For many years we have been trying to reach a better understanding of railway worker safety. We know the railways were dangerous, involving significant loss of life and limb, but it has been hard to get a picture of the scale and the impact on lives when source material has been disparate and fragmented. Initiatives like our collaborative Railway Work, Life & Death (RWLD) project, between ourselves, University of Portsmouth and the Modern Records Centre (MRC), have helped us get a sense of the magnitude of death and injury, and also of the personal lives affected (see the previous blog posts by project co-lead Mike Esbester).
We also look out for—and acquire—new archive material on worker safety. The two examples of new arrivals are an interesting contrast in handling the consequences of a poor safety culture.
To turn first to the RWLD dataset. We now have over 23,000 entries of worker death and injury between 1900–1939, thanks to our brilliant transcriber volunteers at the NRM and at the MRC. This dataset is freely available for anyone to study (it can be downloaded from the project’s website: https://www.railwayaccidents.port.ac.uk/the-accidents/). We have been using it to crunch numbers as part of our goods story research for Station Hall’s gallery refresh (https://www.railwaymuseum.org.uk/station-hall-transformation). Here, we are showcasing the role of the shunter who was instrumental in the movement of goods. It was dangerous work as it involved coupling and uncoupling wagons that were often moving.
A common accident was getting crushed between the vehicles, resulting in limb loss or death. Indeed, limb loss is something that has been explored recently in some of the RWLD project blog posts for Disability History Month. The RWLD dataset revealed that 10% of all deaths (around 500) related to shunting and 19% of those who lost a limb, were through shunting-related incidents. These stark figures contextualise the archives we’ve recently added to the collection.
The first of these new acqusitions are the papers of Thomas Attwood Brockelbank. Brockelbank had started life operating a barge as a lighterman, whilst is not known what inspired his change of career, it is clear that he became determined to apply his ingenuity and entrepreneurism to improving safety for railway workers, particularly those involved in shunting operations.
Unlike other countries such as the US, the UK didn’t adopt automatic coupling for goods wagons until the 20th century and in the previous century railway safety efforts focused on improving passenger safety. There is an element of Victorian entrepreneurial bombast in Brockelbank’s papers, but he does seem to have a genuine humanitarian impulse as a motive and tries to speak truth to power to get the railway companies to take practical steps to mitigate the high rate of injury and death suffered by railway servants at this time.
He asked several railways to trial his invention and corresponded with the companies and the Board of Trade. He even appealed to royalty to help bring about the adoption of automatic couplings through political means, writing to Edward VII shortly after Queen Victoria’s death.
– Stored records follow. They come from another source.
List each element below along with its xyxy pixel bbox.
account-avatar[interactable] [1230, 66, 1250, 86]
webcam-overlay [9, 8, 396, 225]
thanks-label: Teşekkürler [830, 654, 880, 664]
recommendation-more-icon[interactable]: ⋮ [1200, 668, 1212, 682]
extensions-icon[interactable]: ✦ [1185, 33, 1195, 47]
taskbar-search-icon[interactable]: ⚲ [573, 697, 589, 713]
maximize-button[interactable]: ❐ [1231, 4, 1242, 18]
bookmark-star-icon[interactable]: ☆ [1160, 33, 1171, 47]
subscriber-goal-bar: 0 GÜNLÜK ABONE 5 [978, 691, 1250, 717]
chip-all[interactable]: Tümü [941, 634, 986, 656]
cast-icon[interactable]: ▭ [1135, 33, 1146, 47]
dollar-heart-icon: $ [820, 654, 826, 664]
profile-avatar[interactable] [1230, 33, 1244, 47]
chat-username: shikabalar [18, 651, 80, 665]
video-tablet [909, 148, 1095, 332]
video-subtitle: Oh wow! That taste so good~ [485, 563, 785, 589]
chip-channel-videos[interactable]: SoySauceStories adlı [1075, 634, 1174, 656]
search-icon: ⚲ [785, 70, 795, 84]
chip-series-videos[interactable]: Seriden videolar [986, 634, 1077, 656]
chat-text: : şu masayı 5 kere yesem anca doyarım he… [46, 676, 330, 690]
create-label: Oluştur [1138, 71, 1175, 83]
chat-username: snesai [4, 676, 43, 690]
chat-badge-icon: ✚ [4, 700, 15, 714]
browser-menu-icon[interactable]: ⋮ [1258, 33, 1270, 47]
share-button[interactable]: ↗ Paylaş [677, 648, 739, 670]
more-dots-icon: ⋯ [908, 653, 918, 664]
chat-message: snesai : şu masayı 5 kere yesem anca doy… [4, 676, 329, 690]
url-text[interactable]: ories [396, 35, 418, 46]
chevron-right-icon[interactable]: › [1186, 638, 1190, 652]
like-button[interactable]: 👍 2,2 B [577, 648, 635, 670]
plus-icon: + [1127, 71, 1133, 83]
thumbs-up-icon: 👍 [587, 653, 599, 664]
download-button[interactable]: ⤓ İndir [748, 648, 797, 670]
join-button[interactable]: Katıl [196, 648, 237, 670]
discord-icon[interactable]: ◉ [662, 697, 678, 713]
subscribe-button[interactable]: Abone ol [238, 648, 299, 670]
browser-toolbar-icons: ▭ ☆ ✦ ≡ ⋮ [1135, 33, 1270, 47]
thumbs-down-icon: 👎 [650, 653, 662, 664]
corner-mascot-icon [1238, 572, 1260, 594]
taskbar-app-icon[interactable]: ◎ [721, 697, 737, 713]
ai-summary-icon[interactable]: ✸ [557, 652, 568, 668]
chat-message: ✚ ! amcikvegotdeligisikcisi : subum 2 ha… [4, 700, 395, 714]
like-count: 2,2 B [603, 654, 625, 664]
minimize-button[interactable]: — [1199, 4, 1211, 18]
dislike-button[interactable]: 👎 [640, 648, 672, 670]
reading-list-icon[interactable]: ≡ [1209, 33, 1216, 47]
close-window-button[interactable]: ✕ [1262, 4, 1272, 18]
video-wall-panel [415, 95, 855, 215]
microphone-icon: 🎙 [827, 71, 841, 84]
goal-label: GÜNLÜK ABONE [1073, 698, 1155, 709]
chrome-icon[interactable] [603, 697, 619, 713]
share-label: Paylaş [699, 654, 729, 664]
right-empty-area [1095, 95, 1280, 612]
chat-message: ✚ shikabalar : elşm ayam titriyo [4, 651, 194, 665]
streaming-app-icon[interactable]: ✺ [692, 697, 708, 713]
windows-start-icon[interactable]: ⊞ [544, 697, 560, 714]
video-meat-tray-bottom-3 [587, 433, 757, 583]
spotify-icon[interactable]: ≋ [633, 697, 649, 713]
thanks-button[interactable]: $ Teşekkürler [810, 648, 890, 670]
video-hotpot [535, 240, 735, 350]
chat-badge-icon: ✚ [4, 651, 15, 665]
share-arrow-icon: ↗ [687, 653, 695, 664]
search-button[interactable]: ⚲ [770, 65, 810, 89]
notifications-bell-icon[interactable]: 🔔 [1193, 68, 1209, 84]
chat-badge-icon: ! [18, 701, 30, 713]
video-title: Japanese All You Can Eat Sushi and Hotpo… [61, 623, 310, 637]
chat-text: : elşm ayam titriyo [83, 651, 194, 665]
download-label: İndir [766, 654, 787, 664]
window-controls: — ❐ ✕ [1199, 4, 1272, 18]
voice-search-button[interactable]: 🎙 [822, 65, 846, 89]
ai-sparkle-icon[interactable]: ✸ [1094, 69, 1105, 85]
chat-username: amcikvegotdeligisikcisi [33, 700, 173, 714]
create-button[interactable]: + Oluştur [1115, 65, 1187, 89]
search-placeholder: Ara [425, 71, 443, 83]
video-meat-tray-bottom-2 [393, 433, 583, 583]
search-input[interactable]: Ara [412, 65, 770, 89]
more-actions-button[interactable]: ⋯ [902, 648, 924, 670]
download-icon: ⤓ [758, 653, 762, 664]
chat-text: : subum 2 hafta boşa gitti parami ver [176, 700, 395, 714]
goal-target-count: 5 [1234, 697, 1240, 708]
He also published a pamphlet detailing his correspondence. Outside of the material held in the collection he also wrote a paper for the Journal of the Royal Society of Arts and wrote several letters to the editor of The Engineer about automatic coupling. However, it was the introduction of the shunting pole which went on to improve the accident rate. But the Brockelbank papers show that there were engineering inventors out there trying to change working practice and gather public support.
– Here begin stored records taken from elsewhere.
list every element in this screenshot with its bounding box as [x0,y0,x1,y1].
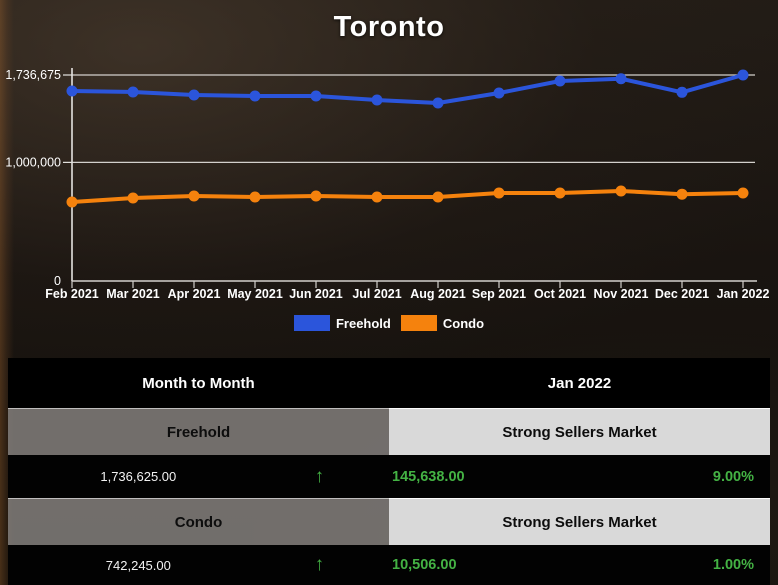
freehold-change-amount: 145,638.00 [392,468,465,485]
svg-text:Dec 2021: Dec 2021 [655,287,709,301]
svg-text:Feb 2021: Feb 2021 [45,287,99,301]
header-month-to-month: Month to Month [142,374,255,392]
summary-table: Month to Month Jan 2022 Freehold Strong … [8,358,770,585]
svg-text:1,736,675: 1,736,675 [5,68,61,82]
legend-item-freehold: Freehold [293,315,391,331]
svg-text:0: 0 [54,274,61,288]
condo-band-row: Condo Strong Sellers Market [8,498,770,545]
svg-text:Aug 2021: Aug 2021 [410,287,466,301]
price-trend-line-chart: 1,736,675 1,000,000 0Feb 2021 Mar 2021 Apr 2… [5,68,770,301]
toronto-market-dashboard: { "title": "Toronto", "colors": { "freeh… [0,0,778,585]
condo-change-amount: 10,506.00 [392,557,457,573]
freehold-band-row: Freehold Strong Sellers Market [8,408,770,455]
svg-text:1,000,000: 1,000,000 [5,155,61,169]
legend-label-freehold: Freehold [335,315,391,331]
page-title: Toronto [333,11,445,43]
legend-label-condo: Condo [442,315,485,331]
svg-text:Nov 2021: Nov 2021 [594,287,649,301]
svg-text:Apr 2021: Apr 2021 [168,287,221,301]
svg-text:Jul 2021: Jul 2021 [352,287,401,301]
up-arrow-icon: ↑ [314,554,325,575]
condo-values-row: 742,245.00 ↑ 10,506.00 1.00% [8,545,770,585]
condo-change-percent: 1.00% [712,557,754,573]
freehold-swatch-icon [293,315,330,331]
condo-swatch-icon [400,315,437,331]
svg-text:Jan 2022: Jan 2022 [717,287,770,301]
up-arrow-icon: ↑ [314,465,325,487]
svg-text:Sep 2021: Sep 2021 [472,287,526,301]
condo-segment-label: Condo [8,498,389,545]
legend-item-condo: Condo [400,315,485,331]
svg-text:May 2021: May 2021 [227,287,283,301]
chart-legend: Freehold Condo [0,305,778,341]
freehold-values-row: 1,736,625.00 ↑ 145,638.00 9.00% [8,455,770,498]
svg-text:Mar 2021: Mar 2021 [106,287,160,301]
condo-market-status: Strong Sellers Market [389,498,770,545]
freehold-change-percent: 9.00% [712,468,754,485]
svg-text:Jun 2021: Jun 2021 [289,287,343,301]
condo-current-value: 742,245.00 [105,557,171,573]
freehold-segment-label: Freehold [8,408,389,455]
summary-header-row: Month to Month Jan 2022 [8,358,770,408]
freehold-market-status: Strong Sellers Market [389,408,770,455]
svg-text:Oct 2021: Oct 2021 [534,287,586,301]
header-jan-2022: Jan 2022 [547,374,612,392]
freehold-current-value: 1,736,625.00 [100,469,177,484]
Related to the grisly statistics on the numbers of limbs lost, this new-to-us register details the production and distribution of 956 prosthetic limbs to employees of the North Eastern Railway (NER). The register documents how by 1922 the NER were up to limb no. 3168, a rather grim statistic illustrating the railways’ many dangers and how the company offered a practical solution to allow the affected worker to continue in employment. Without employment, the worker’s wife and family could fall quickly into destitution.
This reparative approach to railway safety is a 180-degree change from the preventative approach that is taken to workplace safety in more recent times. We hope that new archives such as these, as well as project work like the Railway Work, Life & Death, continue to raise the profile of this largely unexplored aspect of railway worker history and the sacrifices so many made to keep the railway network moving.